Arab League, European Parliament Call for Syrian Government to End Violence

The Arab League is calling on the Syrian leadership to put a stop to the violence it is inflicting on its citizens.

The League handed Syria a proposal that offered an in-depth plan that demands Syria take its tanks off the streets and begin negotiations with the opposition movement.

The Arab League proposal includes a time frame for compliance between the government and opposition members that would end the unrest in the country.

Arab League Chief Nabil Elarabi told AFP that the proposal was asking Syria to “withdrawal tanks and all military vehicles, to put an immediate end to violence, and reassure its people.”

Arab League leaders now await Syria’s response to the proposal, as Syria is expected to respond today.

In a rare Sunday interview with England’s Sunday Telegraph, Assad promised that he would not leave power the way Gaddafi did and warned of an earthquake and fire that would engulf the Middle East if Western powers were to intervene in his country.

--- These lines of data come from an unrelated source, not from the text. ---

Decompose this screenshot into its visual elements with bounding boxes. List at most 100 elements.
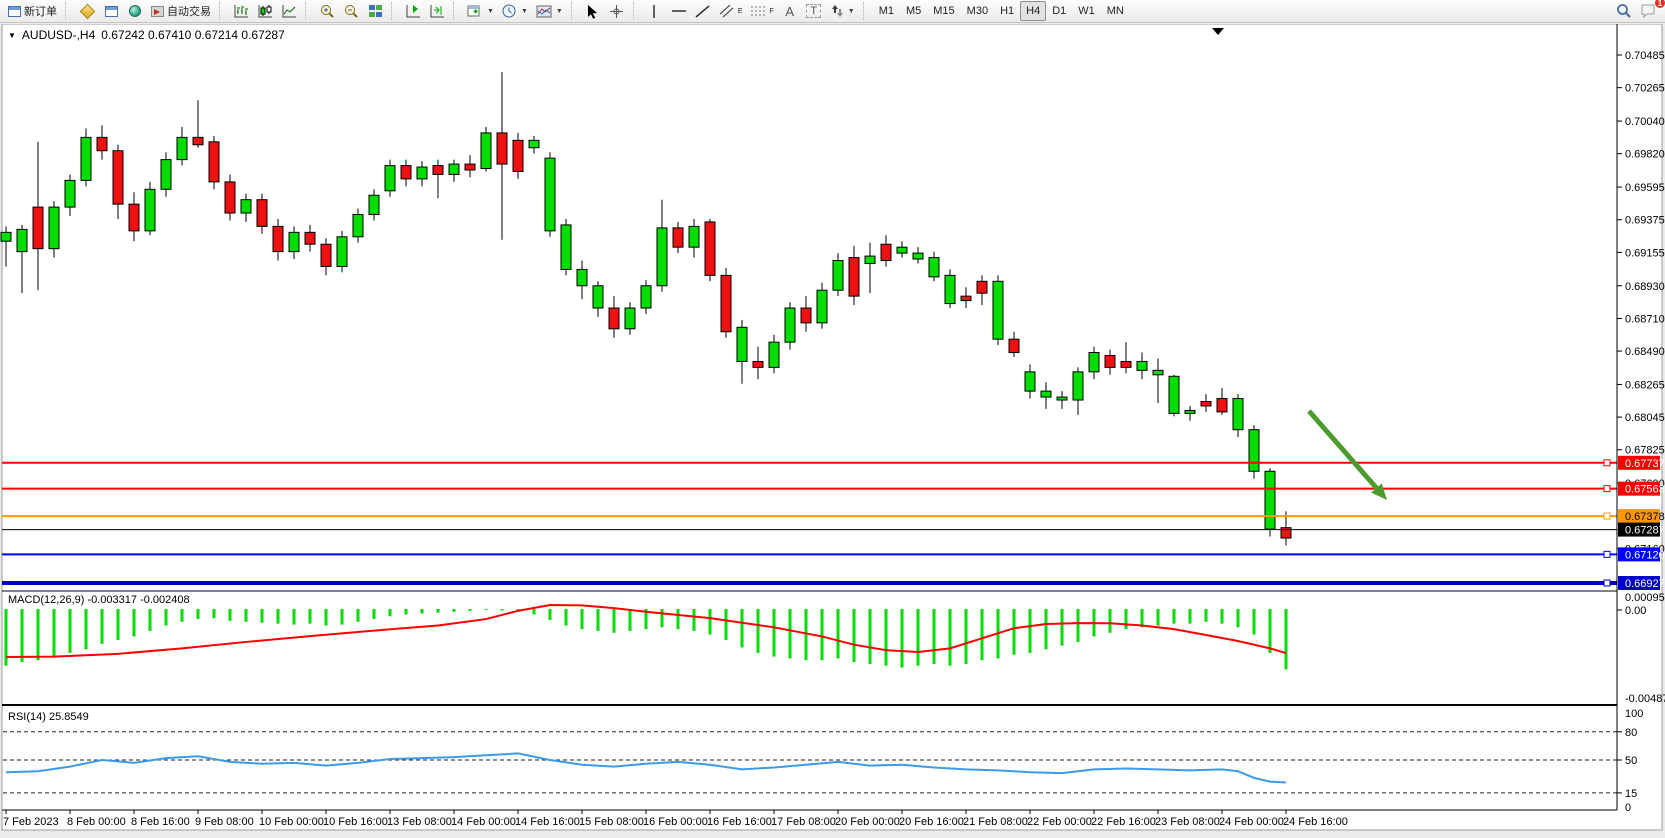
- time-tick-label: 8 Feb 00:00: [67, 816, 126, 828]
- price-tick-label: 0.68490: [1625, 346, 1665, 358]
- timeframe-m5[interactable]: M5: [900, 1, 927, 21]
- separator: [571, 2, 578, 20]
- auto-scroll-button[interactable]: [401, 1, 425, 21]
- time-tick-label: 23 Feb 08:00: [1155, 816, 1220, 828]
- autotrading-button[interactable]: 自动交易: [147, 1, 215, 21]
- rsi-axis-label: 15: [1625, 788, 1637, 800]
- trendline-tool[interactable]: [691, 1, 715, 21]
- candle-body: [1025, 372, 1035, 391]
- time-tick-label: 14 Feb 00:00: [451, 816, 516, 828]
- candle-body: [81, 137, 91, 180]
- price-level-badge-label: 0.67378: [1625, 511, 1665, 523]
- line-handle: [1604, 551, 1610, 557]
- text-label-tool[interactable]: T: [802, 1, 826, 21]
- chart-shift-button[interactable]: [425, 1, 449, 21]
- time-tick-label: 13 Feb 08:00: [387, 816, 452, 828]
- timeframe-h4[interactable]: H4: [1020, 1, 1046, 21]
- candle-body: [801, 308, 811, 323]
- candle-body: [1169, 376, 1179, 413]
- candle-body: [513, 140, 523, 171]
- rsi-axis-label: 50: [1625, 755, 1637, 767]
- periods-button[interactable]: ▼: [498, 1, 532, 21]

He told the magazine, “Syria is a hub now in this region. It is a fault line, and if you play with the ground you will cause an earthquake.”

Assad asked if the global community wants another Afghanistan and added, “Any problem in Syria will burn the whole region. If the plan is to divide Syria; that is to divide the whole region.”

Assad’s comments came only days after 40 protesters were killed; the highest death toll since April.

Protesters have demanded international protection and have been critical of the Arab League for not acting sooner on behalf of protesters that have targets of government-backed violence.

Seven people were killed in unrest in country just yesterday and according to the United Nations more than 3,000 people have died since the Arab Spring movement swept across the country in mid-March.

The Syrian government is rewriting the constitution of the country, in hopes to quell the protests, however, the situation in the country remains volatile.

On Thursday Oct. 27, members of the European Parliament passed a resolution that condemned both Syria and Egypt for the killing of peaceful protestors.

The resolution also called for the leadership of both countries to insure the protection of Christian communities in their lands and condemned actions that are “inciting inter-confessional conflict.”